I feel not only proud, but free and empowered to no longer be controlled by food. That is absolutely due in part to my choice to have gastric bypass, but more by MY CHOICE TO USE THE TOOL IN THE RIGHT WAY! No one will ever make me feel ashamed of that.
I am only one person and by no means a celebrity, however I do have a voice through my radio show, Fit Living, and through the Bariatric Breakthrough Challenge conference series. I will always be open and honest about my choice and I challenge any of you who still feel ashamed or like your weight loss surgery is a big secret of some kind to open up and “come out of the closet” so to speak.
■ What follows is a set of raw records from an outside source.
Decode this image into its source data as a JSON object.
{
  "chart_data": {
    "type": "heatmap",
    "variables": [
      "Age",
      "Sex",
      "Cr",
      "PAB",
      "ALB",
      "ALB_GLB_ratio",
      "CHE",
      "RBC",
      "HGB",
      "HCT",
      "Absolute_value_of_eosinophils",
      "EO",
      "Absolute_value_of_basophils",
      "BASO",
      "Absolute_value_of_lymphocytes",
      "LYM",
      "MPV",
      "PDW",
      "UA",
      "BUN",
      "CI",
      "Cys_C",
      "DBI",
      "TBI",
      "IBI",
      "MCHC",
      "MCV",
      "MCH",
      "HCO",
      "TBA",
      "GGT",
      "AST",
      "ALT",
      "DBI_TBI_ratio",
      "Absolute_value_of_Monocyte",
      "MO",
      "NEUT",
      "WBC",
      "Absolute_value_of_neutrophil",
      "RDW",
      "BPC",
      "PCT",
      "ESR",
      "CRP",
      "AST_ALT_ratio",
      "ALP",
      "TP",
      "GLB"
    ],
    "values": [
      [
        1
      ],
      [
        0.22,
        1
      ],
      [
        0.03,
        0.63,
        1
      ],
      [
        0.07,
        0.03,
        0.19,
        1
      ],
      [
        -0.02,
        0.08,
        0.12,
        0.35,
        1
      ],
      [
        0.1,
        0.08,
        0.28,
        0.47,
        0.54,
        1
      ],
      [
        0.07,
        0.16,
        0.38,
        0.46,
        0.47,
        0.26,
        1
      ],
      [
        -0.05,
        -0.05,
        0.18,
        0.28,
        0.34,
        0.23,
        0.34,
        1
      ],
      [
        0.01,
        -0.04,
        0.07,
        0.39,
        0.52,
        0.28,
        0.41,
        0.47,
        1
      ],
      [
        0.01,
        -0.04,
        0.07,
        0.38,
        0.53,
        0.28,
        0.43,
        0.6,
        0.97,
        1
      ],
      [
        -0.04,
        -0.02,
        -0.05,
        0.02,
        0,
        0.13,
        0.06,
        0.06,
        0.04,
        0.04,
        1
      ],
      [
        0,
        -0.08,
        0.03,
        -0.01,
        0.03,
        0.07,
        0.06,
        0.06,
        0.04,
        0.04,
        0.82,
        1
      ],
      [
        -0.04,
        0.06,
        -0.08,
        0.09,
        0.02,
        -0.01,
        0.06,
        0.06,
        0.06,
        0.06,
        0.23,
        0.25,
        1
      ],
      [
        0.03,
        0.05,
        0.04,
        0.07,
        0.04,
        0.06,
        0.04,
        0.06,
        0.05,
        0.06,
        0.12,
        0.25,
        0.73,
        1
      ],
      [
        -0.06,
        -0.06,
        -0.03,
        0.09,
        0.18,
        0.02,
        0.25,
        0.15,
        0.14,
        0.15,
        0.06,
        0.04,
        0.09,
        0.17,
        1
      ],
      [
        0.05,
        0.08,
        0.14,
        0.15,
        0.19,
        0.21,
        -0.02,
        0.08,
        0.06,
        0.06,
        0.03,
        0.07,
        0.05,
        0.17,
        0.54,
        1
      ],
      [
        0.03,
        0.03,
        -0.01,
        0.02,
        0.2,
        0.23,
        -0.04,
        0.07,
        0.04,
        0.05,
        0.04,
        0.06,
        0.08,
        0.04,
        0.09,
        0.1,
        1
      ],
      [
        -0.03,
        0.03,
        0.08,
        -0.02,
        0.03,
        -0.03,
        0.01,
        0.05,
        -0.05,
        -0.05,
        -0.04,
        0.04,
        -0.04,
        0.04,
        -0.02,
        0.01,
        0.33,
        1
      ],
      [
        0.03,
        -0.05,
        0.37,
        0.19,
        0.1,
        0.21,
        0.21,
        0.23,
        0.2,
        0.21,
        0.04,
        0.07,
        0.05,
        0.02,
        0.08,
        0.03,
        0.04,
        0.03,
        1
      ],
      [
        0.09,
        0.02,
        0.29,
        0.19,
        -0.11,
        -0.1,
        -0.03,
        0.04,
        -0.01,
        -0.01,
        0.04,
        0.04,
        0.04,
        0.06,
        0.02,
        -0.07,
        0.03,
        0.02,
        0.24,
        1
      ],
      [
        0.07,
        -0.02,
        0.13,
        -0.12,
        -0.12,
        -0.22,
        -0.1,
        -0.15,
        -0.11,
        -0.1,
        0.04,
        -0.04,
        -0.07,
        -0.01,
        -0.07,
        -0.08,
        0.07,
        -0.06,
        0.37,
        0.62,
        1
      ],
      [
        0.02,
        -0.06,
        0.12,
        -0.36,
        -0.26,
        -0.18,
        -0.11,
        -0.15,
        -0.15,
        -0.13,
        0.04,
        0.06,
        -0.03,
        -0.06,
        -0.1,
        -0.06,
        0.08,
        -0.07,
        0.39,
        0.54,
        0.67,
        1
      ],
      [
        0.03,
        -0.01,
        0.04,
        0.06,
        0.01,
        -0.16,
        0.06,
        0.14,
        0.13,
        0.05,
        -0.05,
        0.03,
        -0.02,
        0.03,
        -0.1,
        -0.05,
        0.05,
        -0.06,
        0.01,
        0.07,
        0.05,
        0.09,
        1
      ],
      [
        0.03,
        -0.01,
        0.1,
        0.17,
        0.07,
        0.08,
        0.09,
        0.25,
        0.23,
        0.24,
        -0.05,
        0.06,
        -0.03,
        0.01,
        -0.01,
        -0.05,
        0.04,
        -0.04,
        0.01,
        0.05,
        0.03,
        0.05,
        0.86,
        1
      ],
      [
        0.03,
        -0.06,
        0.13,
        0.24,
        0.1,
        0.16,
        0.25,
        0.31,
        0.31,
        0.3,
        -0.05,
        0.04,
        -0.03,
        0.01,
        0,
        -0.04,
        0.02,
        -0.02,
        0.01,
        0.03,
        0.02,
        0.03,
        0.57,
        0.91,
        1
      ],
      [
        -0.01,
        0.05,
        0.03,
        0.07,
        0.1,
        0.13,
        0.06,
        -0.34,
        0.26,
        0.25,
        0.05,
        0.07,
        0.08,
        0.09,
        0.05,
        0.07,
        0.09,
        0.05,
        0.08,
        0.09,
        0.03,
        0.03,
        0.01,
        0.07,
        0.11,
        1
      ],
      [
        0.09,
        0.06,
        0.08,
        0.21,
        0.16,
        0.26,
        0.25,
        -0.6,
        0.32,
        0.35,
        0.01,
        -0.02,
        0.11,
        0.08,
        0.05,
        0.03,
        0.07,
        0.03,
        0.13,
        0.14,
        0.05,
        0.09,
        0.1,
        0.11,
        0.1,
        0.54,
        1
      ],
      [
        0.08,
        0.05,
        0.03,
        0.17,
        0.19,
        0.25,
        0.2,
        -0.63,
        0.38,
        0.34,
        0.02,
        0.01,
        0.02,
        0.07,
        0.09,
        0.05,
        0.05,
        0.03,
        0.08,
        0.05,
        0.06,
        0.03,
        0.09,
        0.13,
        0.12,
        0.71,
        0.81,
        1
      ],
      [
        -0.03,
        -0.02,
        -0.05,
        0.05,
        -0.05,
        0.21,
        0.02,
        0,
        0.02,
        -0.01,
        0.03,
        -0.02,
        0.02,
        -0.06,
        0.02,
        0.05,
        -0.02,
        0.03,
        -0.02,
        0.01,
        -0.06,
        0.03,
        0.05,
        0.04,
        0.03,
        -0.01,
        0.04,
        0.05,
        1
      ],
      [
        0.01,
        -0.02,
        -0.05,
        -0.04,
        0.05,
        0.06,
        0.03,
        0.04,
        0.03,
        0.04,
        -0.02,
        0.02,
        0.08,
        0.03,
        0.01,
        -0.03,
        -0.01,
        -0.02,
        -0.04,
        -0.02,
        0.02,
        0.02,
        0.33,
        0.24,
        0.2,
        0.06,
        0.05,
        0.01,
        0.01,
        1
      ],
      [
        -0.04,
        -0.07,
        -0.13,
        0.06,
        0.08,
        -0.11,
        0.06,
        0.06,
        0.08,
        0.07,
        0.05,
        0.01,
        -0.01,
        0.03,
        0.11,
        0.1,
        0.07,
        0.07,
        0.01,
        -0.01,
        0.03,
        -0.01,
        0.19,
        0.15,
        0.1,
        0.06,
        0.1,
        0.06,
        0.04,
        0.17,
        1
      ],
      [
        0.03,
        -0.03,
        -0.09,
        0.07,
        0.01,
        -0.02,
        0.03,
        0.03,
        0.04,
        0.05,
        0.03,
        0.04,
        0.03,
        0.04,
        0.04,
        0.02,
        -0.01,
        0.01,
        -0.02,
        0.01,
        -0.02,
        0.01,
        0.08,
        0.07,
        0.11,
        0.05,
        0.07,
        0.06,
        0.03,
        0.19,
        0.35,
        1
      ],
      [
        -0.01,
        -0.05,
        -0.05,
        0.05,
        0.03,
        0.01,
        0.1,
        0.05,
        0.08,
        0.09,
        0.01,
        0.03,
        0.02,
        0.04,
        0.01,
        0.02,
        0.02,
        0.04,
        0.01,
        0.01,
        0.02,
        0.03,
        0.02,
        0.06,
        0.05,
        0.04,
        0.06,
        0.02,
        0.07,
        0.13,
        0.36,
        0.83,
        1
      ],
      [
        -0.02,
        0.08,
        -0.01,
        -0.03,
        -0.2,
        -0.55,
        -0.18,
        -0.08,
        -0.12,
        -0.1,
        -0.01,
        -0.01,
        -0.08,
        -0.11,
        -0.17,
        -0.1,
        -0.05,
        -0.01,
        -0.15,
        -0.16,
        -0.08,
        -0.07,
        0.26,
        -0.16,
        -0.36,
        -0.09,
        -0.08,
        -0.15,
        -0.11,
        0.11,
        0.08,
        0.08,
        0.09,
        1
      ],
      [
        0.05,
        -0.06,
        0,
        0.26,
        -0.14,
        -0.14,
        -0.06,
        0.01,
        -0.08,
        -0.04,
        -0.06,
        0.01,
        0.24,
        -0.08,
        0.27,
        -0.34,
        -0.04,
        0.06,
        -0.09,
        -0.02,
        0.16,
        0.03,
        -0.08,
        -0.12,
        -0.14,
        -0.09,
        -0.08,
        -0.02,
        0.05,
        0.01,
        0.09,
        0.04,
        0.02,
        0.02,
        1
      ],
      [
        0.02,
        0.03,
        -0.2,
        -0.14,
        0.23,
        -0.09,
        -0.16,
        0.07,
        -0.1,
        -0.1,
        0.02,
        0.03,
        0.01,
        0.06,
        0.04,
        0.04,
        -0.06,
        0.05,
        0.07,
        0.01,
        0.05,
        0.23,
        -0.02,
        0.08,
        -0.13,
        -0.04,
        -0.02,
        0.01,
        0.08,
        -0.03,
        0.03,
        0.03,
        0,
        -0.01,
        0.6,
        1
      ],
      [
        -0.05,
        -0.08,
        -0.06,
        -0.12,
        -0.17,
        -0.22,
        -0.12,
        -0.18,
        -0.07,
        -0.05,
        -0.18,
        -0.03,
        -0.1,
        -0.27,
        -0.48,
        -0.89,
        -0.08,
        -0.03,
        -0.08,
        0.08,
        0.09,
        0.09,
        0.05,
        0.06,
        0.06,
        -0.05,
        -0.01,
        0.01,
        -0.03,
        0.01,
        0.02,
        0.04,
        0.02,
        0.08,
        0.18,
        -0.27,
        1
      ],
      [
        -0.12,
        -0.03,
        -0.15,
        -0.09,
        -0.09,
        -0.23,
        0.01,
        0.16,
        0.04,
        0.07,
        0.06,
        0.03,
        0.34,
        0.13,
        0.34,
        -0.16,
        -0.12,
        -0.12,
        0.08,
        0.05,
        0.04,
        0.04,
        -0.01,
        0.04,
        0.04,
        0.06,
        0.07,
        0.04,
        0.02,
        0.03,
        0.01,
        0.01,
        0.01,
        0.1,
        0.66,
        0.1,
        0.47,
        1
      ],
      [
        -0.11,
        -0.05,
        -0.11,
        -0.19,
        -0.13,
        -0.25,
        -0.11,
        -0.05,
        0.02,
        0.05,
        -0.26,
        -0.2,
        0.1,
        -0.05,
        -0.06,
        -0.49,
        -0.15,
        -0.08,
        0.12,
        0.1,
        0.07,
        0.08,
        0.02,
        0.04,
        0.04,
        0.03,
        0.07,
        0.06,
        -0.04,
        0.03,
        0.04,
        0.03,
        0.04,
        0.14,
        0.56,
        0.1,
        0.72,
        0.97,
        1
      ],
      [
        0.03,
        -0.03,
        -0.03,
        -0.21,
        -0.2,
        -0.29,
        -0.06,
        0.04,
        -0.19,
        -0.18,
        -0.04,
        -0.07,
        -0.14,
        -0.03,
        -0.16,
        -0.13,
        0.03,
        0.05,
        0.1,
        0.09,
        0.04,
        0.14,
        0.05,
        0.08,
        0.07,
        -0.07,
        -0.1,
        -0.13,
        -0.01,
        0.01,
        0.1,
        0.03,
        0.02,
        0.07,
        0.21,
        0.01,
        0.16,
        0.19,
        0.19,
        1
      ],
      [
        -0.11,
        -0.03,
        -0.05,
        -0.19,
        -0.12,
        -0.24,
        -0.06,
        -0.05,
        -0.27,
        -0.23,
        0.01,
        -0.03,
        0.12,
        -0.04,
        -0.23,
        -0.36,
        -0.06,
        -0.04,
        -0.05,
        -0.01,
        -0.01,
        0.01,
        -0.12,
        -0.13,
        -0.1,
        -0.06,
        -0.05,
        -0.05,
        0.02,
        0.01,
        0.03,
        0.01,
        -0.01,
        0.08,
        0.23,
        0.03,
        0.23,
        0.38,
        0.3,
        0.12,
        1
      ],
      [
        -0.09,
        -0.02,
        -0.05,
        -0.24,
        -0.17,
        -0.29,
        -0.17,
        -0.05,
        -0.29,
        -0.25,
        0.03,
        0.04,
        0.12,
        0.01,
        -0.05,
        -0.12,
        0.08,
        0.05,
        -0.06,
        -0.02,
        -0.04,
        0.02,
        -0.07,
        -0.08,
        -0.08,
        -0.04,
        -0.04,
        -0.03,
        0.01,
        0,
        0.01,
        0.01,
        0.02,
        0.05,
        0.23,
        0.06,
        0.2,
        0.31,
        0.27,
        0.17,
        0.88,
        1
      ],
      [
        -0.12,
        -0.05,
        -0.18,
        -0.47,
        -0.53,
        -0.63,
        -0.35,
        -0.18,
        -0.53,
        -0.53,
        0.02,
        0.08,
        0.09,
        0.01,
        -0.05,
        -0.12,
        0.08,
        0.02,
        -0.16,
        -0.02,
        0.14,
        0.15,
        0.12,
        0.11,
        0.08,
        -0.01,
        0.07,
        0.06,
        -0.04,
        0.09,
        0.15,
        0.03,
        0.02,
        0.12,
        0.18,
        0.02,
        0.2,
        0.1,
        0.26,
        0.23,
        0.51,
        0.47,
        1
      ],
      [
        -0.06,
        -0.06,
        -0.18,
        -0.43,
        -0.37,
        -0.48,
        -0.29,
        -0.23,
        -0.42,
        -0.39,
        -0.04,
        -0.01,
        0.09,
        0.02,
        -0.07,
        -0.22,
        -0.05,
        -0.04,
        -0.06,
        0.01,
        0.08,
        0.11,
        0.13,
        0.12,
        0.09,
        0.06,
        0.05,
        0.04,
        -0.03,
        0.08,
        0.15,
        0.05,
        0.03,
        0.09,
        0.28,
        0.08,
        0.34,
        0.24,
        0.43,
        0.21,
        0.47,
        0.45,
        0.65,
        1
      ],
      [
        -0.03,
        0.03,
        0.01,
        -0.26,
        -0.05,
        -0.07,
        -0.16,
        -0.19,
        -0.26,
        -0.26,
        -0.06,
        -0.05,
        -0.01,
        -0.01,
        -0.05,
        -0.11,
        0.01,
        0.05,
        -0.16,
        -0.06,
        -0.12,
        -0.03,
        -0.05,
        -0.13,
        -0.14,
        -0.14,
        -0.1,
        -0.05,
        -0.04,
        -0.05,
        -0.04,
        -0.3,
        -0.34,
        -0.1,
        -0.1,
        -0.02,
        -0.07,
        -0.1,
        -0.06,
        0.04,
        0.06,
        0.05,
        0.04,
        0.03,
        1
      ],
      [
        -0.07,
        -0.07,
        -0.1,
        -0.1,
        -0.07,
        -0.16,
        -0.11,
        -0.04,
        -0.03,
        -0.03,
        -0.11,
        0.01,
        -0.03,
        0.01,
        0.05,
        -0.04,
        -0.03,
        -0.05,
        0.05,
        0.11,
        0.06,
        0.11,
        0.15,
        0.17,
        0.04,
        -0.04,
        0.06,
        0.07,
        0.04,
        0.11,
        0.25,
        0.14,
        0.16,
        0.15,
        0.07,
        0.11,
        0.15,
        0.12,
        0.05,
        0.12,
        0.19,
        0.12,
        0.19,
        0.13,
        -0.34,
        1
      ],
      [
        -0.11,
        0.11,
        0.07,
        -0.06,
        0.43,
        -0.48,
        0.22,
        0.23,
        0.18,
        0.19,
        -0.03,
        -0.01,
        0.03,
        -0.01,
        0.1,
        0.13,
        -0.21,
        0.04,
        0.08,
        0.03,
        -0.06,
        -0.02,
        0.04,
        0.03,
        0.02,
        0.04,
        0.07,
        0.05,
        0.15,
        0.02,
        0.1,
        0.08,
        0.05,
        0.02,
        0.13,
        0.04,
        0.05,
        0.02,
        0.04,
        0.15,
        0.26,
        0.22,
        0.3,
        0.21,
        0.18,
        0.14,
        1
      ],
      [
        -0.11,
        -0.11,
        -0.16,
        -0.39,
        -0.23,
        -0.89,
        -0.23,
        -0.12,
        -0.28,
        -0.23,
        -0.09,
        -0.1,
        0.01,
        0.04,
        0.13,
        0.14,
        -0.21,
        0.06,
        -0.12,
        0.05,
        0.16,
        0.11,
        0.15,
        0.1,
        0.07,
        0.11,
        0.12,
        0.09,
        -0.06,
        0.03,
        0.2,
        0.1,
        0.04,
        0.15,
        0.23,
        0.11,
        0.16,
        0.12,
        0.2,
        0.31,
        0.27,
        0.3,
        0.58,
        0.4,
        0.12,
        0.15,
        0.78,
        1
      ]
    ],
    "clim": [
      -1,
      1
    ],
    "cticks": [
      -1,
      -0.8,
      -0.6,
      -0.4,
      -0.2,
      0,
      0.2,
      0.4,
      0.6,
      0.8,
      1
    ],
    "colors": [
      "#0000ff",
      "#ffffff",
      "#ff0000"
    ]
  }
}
We are all one big family of people recovering from the disease of obesity and we all chose the method that we deemed best to treat our illness and to treat our addiction, for those who have a food addiction.
I am so proud to be a part of this family and will never ever give in to the “scandal” stereotype! I can only hope those int he mainstream media and those celebrities who have had the surgery and are secretive about it will follow in the footsteps of those like Al Roker and others who are open and bold about their choices.
As patients, WE are the ones who can change the stereotype and WE have to be the voice for those who are still fighting the disease. WE can show others that hope is out there and solutions apart from unhealthy fad diets and starvation are out there. WE CAN DO THIS! I am pledging to forever be open and honest about my choice and to say proudly I HAD WEIGHT LOSS SURGERY to the whole world.
Who is with me? I want to see how many in my family will take the pledge with me!